Très vite, l’intrigue nous emmène dans les méandres de Los Angeles ; des égouts en lignes de métro désaffectées et autres souterrains poisseux. Le cadre peut interpeller dans le sens où il expose une strate sociale insoupçonnée. Elle n’est même pas méprisée par la population, mais ignorée. À différentes reprises, on a l’impression de s’insinuer dans une dystopie où la survivance du plus fort prévaut. On a droit à différents clans et castes qui cohabitent avec une tolérance toute mesurée. La majeure partie de l’intrigue se déroule dans cet environnement délétère, aussi sombre que crasseux. Sur le papier, on pourrait penser à une ambiance propre aux quartiers des bas-fonds dans Demolition Man. Seulement, le constat est tout autre.

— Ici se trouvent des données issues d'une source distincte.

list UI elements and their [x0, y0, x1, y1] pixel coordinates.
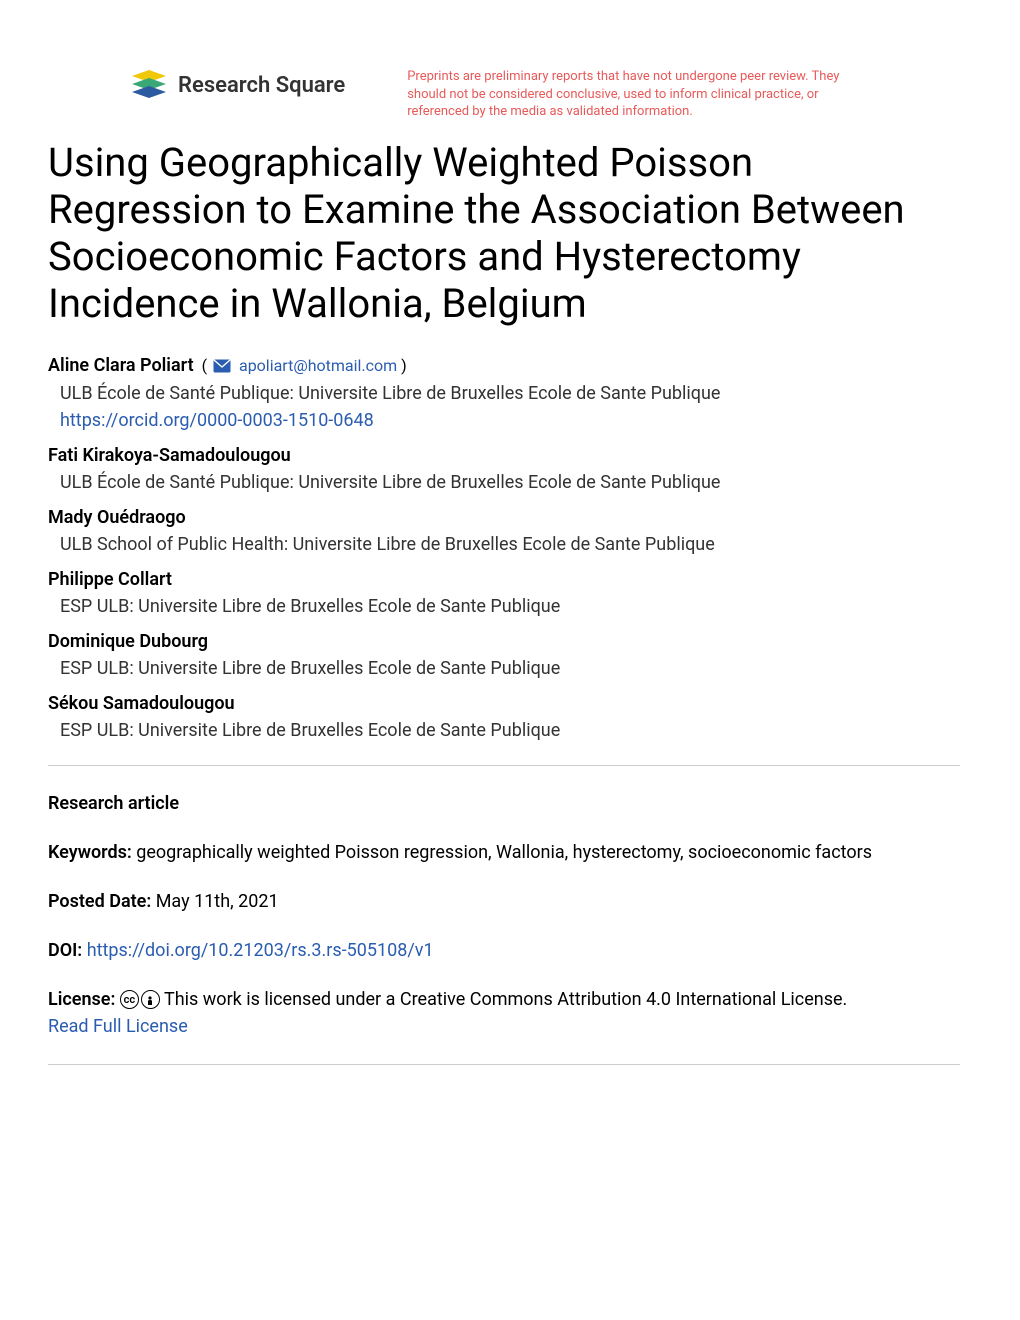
- author-affiliation: ULB École de Santé Publique: Universite …: [60, 383, 960, 404]
- author-affiliation: ULB School of Public Health: Universite …: [60, 534, 960, 555]
- doi-line: DOI: https://doi.org/10.21203/rs.3.rs-50…: [48, 937, 960, 964]
- header: Research Square Preprints are preliminar…: [48, 68, 960, 121]
- author-block: Dominique Dubourg ESP ULB: Universite Li…: [48, 631, 960, 679]
- cc-icons: cc: [120, 990, 160, 1009]
- logo-block: Research Square: [48, 68, 345, 102]
- author-name: Dominique Dubourg: [48, 631, 960, 652]
- preprint-disclaimer: Preprints are preliminary reports that h…: [407, 68, 847, 121]
- author-contact: ( apoliart@hotmail.com ): [198, 356, 407, 375]
- author-name: Mady Ouédraogo: [48, 507, 960, 528]
- author-name: Aline Clara Poliart: [48, 355, 194, 376]
- cc-by-icon: [141, 990, 160, 1009]
- author-affiliation: ESP ULB: Universite Libre de Bruxelles E…: [60, 658, 960, 679]
- license-label: License:: [48, 989, 115, 1010]
- envelope-icon: [213, 358, 231, 377]
- keywords-label: Keywords:: [48, 842, 132, 863]
- license-text: This work is licensed under a Creative C…: [164, 989, 847, 1010]
- logo-text: Research Square: [178, 73, 345, 98]
- author-email-link[interactable]: apoliart@hotmail.com: [239, 356, 397, 375]
- article-type: Research article: [48, 790, 960, 817]
- posted-date-text: May 11th, 2021: [156, 891, 279, 912]
- article-type-label: Research article: [48, 793, 179, 814]
- author-orcid-link[interactable]: https://orcid.org/0000-0003-1510-0648: [60, 410, 960, 431]
- doi-link[interactable]: https://doi.org/10.21203/rs.3.rs-505108/…: [87, 940, 434, 961]
- author-affiliation: ESP ULB: Universite Libre de Bruxelles E…: [60, 596, 960, 617]
- read-full-license-link[interactable]: Read Full License: [48, 1016, 188, 1037]
- posted-date-label: Posted Date:: [48, 891, 151, 912]
- keywords-text: geographically weighted Poisson regressi…: [136, 842, 872, 863]
- keywords-line: Keywords: geographically weighted Poisso…: [48, 839, 960, 866]
- paper-title: Using Geographically Weighted Poisson Re…: [48, 139, 960, 328]
- author-name: Sékou Samadoulougou: [48, 693, 960, 714]
- author-name: Fati Kirakoya-Samadoulougou: [48, 445, 960, 466]
- posted-date-line: Posted Date: May 11th, 2021: [48, 888, 960, 915]
- author-block: Aline Clara Poliart ( apoliart@hotmail.c…: [48, 355, 960, 430]
- doi-label: DOI:: [48, 940, 82, 961]
- license-line: License: cc This work is licensed under …: [48, 986, 960, 1040]
- author-block: Fati Kirakoya-Samadoulougou ULB École de…: [48, 445, 960, 493]
- separator: [48, 765, 960, 766]
- author-affiliation: ULB École de Santé Publique: Universite …: [60, 472, 960, 493]
- research-square-icon: [130, 68, 168, 102]
- author-name: Philippe Collart: [48, 569, 960, 590]
- author-block: Sékou Samadoulougou ESP ULB: Universite …: [48, 693, 960, 741]
- cc-icon: cc: [120, 990, 139, 1009]
- author-block: Philippe Collart ESP ULB: Universite Lib…: [48, 569, 960, 617]
- author-block: Mady Ouédraogo ULB School of Public Heal…: [48, 507, 960, 555]
- author-affiliation: ESP ULB: Universite Libre de Bruxelles E…: [60, 720, 960, 741]
- separator: [48, 1064, 960, 1065]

En effet, Le Cercle de feu 2 s’appuie sur une idée conceptuelle, sans la développer. Il faut se contenter de clichés en tous genres qui s’arrogent parfois des allures nanardesques. Preuve en est avec le gang des skateurs rebelles fluorescents, ces clones de Lorenzo Lamas ou ces amazones portées sur le cuir, pour ne citer que quelques exemples. Chaque nouveau secteur donne lieu à l’abus des mêmes mécanismes. Les embuscades sont prévisibles et le déroulement des confrontations ne laisse guère de place à la surprise. L’intrigue évolue dans une progression routinière qui n’est pas sans rappeler l’enchaînement des niveaux d’un beat them all, comme Double Dragon ou Streets of Rage.
« On assiste à un déroulement similaire à celui d’un jeu vidéo »
Chaque incursion aboutit à des combats où le rapport de force est plus ou moins déséquilibré. La promiscuité des lieux altère la lisibilité de l’action. Quant aux chorégraphies, elles souffrent de mouvements trop erratiques et artificiels pour crédibiliser la succession des coups. En guise d’intermèdes, on assiste à des confrontations en cage hexagonale, prémices de l’UFC. Mention spéciale au tapis de mousse pour préserver le confort des adversaires dans des affrontements à mort. Il faut aussi supporter les beuglements et les comportements simiesques de spectateurs abrutis, vraisemblablement en mal de substances hallucinogènes.

Au final, Le Cercle de feu 2 s’avère une suite différente et néanmoins du même acabit que son prédécesseur, d’un point de vue qualitatif. Le métrage de Richard W. Munchkin délaisse le soleil et le traitement social hors-sujet du premier volet pour s’enfoncer dans des souterrains labyrinthiques. On assiste à un déroulement similaire à celui d’un jeu vidéo où les secteurs s’assimilent à des niveaux. Après avoir terrassé un florilège d’ennemis, il convient d’affronter leur chef pour poursuivre. Hormis quelques sympathiques trouvailles dans l’exploration des lieux (une ville qui évolue à rebours de la société), il n’en demeure pas moins un film d’action sans envergure et basique.